One of the most famous parts of the Alhambra, the Patio de los Leones, has finally got its central feature back in full working order after ten years.
The 14th-century sculpture in its centre, of 12 white marble lions holding a duodecagonal (12-sided) basin, was returned to its rightful spot last month. Now, at the weekend, its fountain was turned on for trials, so that the marble lions were able to resume spouting water as they have done for 700 years. The fountain is considered one of the one most important examples of Muslim architecture, and the return of this much-loved attraction of Granada's magnificent palace has been long awaited and anticipated.

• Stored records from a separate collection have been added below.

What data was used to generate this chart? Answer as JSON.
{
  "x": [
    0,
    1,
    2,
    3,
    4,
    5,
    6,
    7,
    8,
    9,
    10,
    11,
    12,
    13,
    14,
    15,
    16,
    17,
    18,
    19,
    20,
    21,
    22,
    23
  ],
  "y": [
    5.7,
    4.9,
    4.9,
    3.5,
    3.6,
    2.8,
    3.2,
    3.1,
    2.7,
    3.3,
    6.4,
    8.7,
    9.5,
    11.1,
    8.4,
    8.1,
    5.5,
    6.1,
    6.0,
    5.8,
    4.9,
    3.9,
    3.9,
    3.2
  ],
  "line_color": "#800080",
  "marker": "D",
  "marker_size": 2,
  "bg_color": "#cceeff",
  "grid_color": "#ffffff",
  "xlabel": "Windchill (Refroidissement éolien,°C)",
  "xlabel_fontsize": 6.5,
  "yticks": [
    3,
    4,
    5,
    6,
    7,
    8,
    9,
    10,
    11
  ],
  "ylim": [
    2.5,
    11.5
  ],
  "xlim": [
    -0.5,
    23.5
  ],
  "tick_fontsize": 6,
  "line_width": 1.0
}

Four white marble channels carried the water from the fountain to various points around the patio; flowing water, fountains and pools were important aesthetic and spiritual features of Moorish gardens and palaces. These channels have been dry for a decade - the first lion (number 4) was removed back in 2002.

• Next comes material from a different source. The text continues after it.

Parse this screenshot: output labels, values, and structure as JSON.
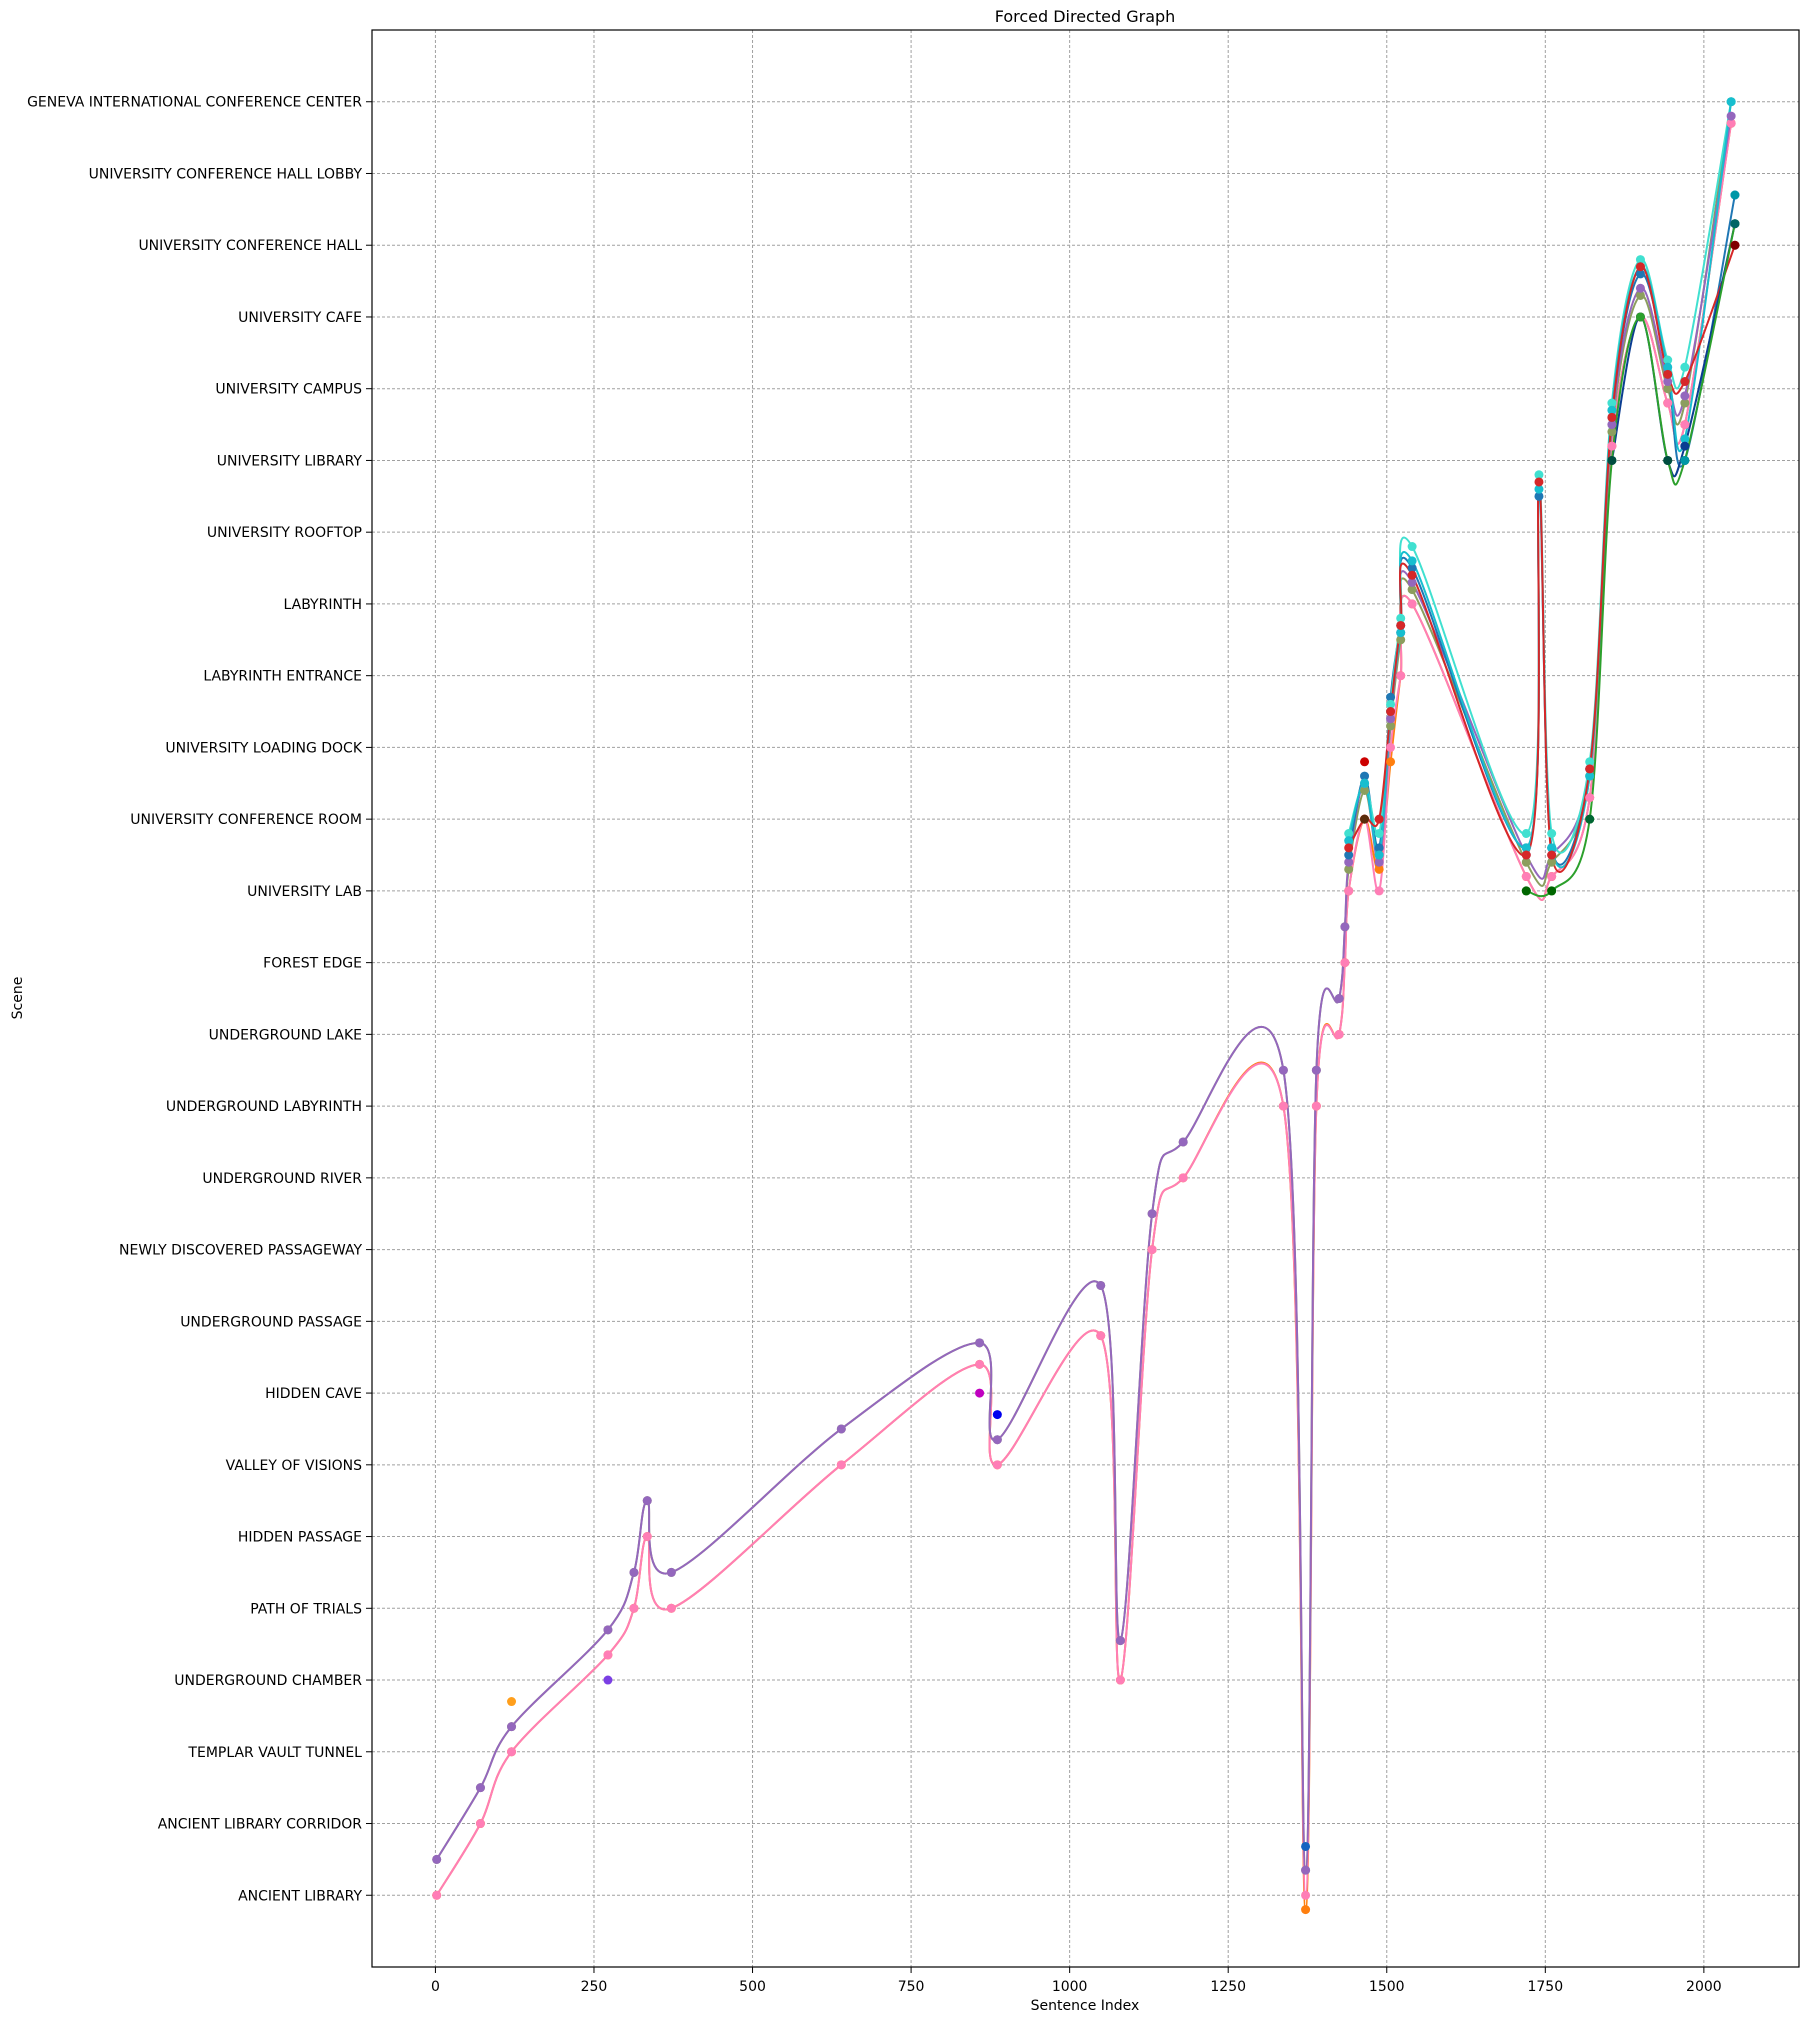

So if you've visited the Alhambra in the past five years, since 2007, they were not the original lions you saw, but replicas.

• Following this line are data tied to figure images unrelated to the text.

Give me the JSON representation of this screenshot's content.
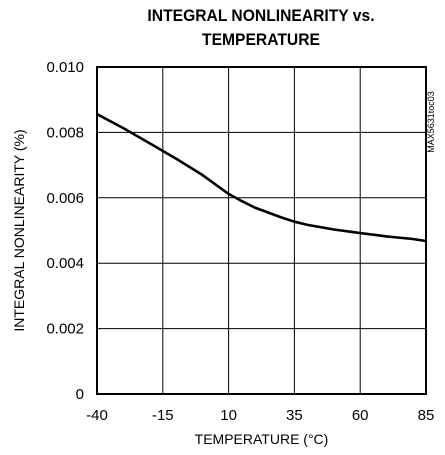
{
  "chart_data": {
    "type": "line",
    "title_line1": "INTEGRAL NONLINEARITY vs.",
    "title_line2": "TEMPERATURE",
    "xlabel": "TEMPERATURE (°C)",
    "ylabel": "INTEGRAL NONLINEARITY (%)",
    "xlim": [
      -40,
      85
    ],
    "ylim": [
      0,
      0.01
    ],
    "x_ticks": [
      -40,
      -15,
      10,
      35,
      60,
      85
    ],
    "x_tick_labels": [
      "-40",
      "-15",
      "10",
      "35",
      "60",
      "85"
    ],
    "y_ticks": [
      0,
      0.002,
      0.004,
      0.006,
      0.008,
      0.01
    ],
    "y_tick_labels": [
      "0",
      "0.002",
      "0.004",
      "0.006",
      "0.008",
      "0.010"
    ],
    "grid": true,
    "series": [
      {
        "x": [
          -40,
          -30,
          -20,
          -10,
          0,
          10,
          15,
          20,
          25,
          30,
          35,
          40,
          50,
          60,
          70,
          80,
          85
        ],
        "y": [
          0.00856,
          0.00813,
          0.00767,
          0.0072,
          0.0067,
          0.00612,
          0.0059,
          0.0057,
          0.00555,
          0.0054,
          0.00527,
          0.00517,
          0.00503,
          0.00492,
          0.00482,
          0.00474,
          0.00468
        ]
      }
    ],
    "side_code": "MAX5631toc03"
  }
}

And soon - hopefully in spring - when work on the floor of the patio is completely finished (marble from the same quarry where the original material was mined - Macael in Almeria - is being used), visitors will be able to get closer than ever to these wonderful beasts - although not touch them; traditionally, children used to sit on the lions to have their photo taken.
When this is possible, you will be able to see that each lion's face is different, thanks to the two-million-euro three-year restoration process, which also mended cracks and marks from the water. Since 2010, the lions have been on display in the Palacio Carlos V, while they waited for their home to be finished.
Let's hope that these tests are successful, and the lions will, once more, be able to keep up their gentle flow.